Talk about BYOD policies and the focus is on how an organisation can manage data; how to manage employee access to corporate data using smartphones, tablets, and other mobile devices securely; and this is the right way forward.  As more and more employees use personal devices to carry out their work, a policy that defines how they can access corporate data, the process for sharing data safely and keeping data secure is vital.  But there’s one aspect of BYOD that is often forgotten about… What happens to corporate data held on personal devices when that employee leaves the company?

By not dealing with this part of BYOD, an organisation raises the risk of their data being shared with an unauthorised person; the now ex-employee still being able to access the corporate intranet or cloud where data is stored; data being passed onto competitors.  If the technology, and the policy, is not in place to wipe the personal device and recapture the corporate data as soon as an employee leaves, your data will leave with them and it is this area that could potentially create the biggest risk.

It is often the last thing an ex-employee will think about – their mind is on their new job!  They are unlikely to turn off remote access privileges, delete passwords or even remove corporate data held on their device.  As a responsible organisation, developing an exit strategy that’s going to keep the network and data protected is just as important as the BYOD user policy itself.

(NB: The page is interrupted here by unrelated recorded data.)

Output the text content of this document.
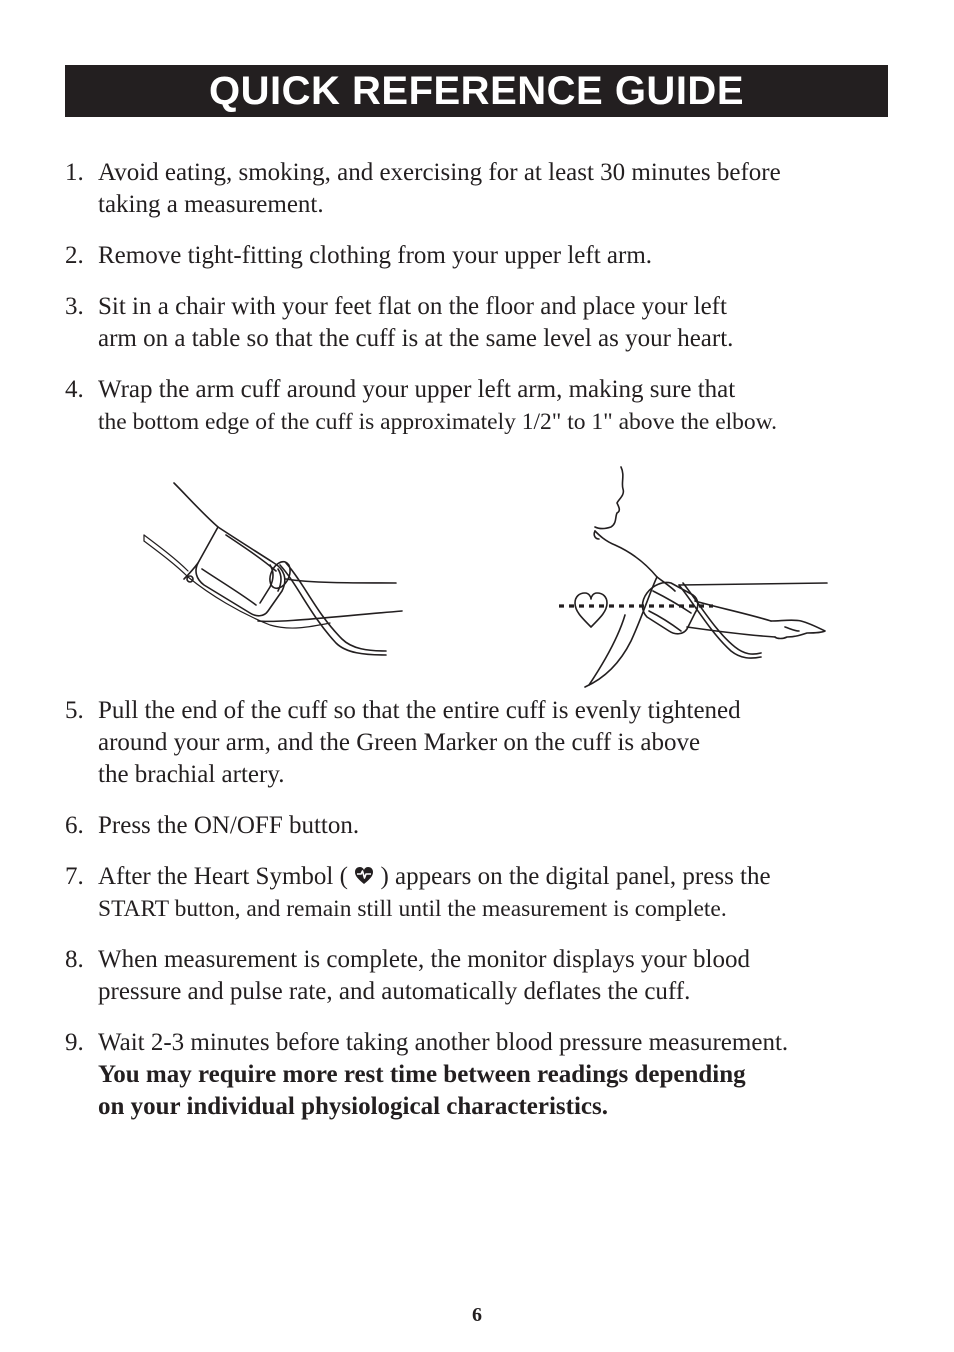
QUICK REFERENCE GUIDE
1. Avoid eating, smoking, and exercising for at least 30 minutes before
taking a measurement.
2. Remove tight-fitting clothing from your upper left arm.
3. Sit in a chair with your feet flat on the floor and place your left
arm on a table so that the cuff is at the same level as your heart.
4. Wrap the arm cuff around your upper left arm, making sure that
the bottom edge of the cuff is approximately 1/2" to 1" above the elbow.
5. Pull the end of the cuff so that the entire cuff is evenly tightened
around your arm, and the Green Marker on the cuff is above
the brachial artery.
6. Press the ON/OFF button.
7. After the Heart Symbol (  ) appears on the digital panel, press the
START button, and remain still until the measurement is complete.
8. When measurement is complete, the monitor displays your blood
pressure and pulse rate, and automatically deflates the cuff.
9. Wait 2-3 minutes before taking another blood pressure measurement.
You may require more rest time between readings depending
on your individual physiological characteristics.
6
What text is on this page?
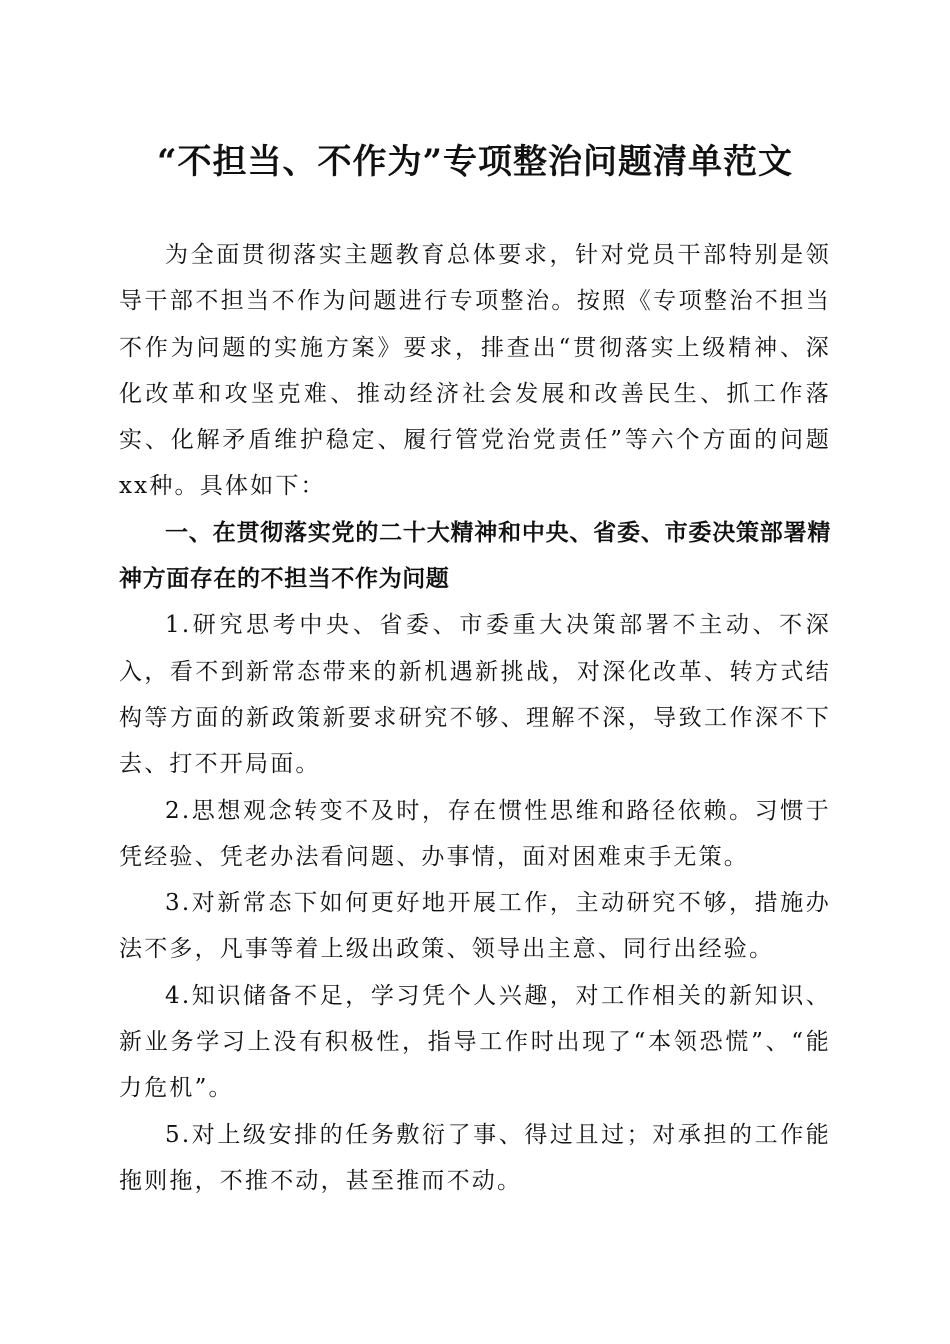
“不担当、不作为”专项整治问题清单范文

为全面贯彻落实主题教育总体要求，针对党员干部特别是领导干部不担当不作为问题进行专项整治。按照《专项整治不担当不作为问题的实施方案》要求，排查出“贯彻落实上级精神、深化改革和攻坚克难、推动经济社会发展和改善民生、抓工作落实、化解矛盾维护稳定、履行管党治党责任”等六个方面的问题xx种。具体如下：

一、在贯彻落实党的二十大精神和中央、省委、市委决策部署精神方面存在的不担当不作为问题

1.研究思考中央、省委、市委重大决策部署不主动、不深入，看不到新常态带来的新机遇新挑战，对深化改革、转方式结构等方面的新政策新要求研究不够、理解不深，导致工作深不下去、打不开局面。

2.思想观念转变不及时，存在惯性思维和路径依赖。习惯于凭经验、凭老办法看问题、办事情，面对困难束手无策。

3.对新常态下如何更好地开展工作，主动研究不够，措施办法不多，凡事等着上级出政策、领导出主意、同行出经验。

4.知识储备不足，学习凭个人兴趣，对工作相关的新知识、新业务学习上没有积极性，指导工作时出现了“本领恐慌”、“能力危机”。

5.对上级安排的任务敷衍了事、得过且过；对承担的工作能拖则拖，不推不动，甚至推而不动。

Of course, there are several ways to do this and the ‘knee-jerk’ reaction would be to ban all personal devices but in today’s modern business world with the need for flexible, mobile workforces, that is no longer a viable option.  Some organisations restrict the use of personal devices to specific job roles only, i.e. sales personnel and board level.  Some will only allow employees to log on to the network from a personal device as a ‘guest’ – they’re given basic access to non-sensitive corporate data and emails, but are not allowed to download or print any information.

Alternatively, it may be a better option to invest in the technology that’s available to monitor, manage and ‘remote wipe’ when necessary.  But the BYOD company policy must clearly state that all personal devices will be monitored for compliance purposes, and that should the employee leave the company the ‘remote wipe’ procedure will be automatically initiated.   It is worth pointing out that the procedure needs to be clearly laid out to the employee – remember, it is a personal device and not the property of the company.  Another solution may be to use ‘containers’; corporate data is held within a container on the personal device and when that employee is no longer with the company, the container is removed along with all the corporate data, access authentications, passwords, etc.

The moral of the story?  Make sure your BYOD company policy accounts for what happens to your data when an employee leaves.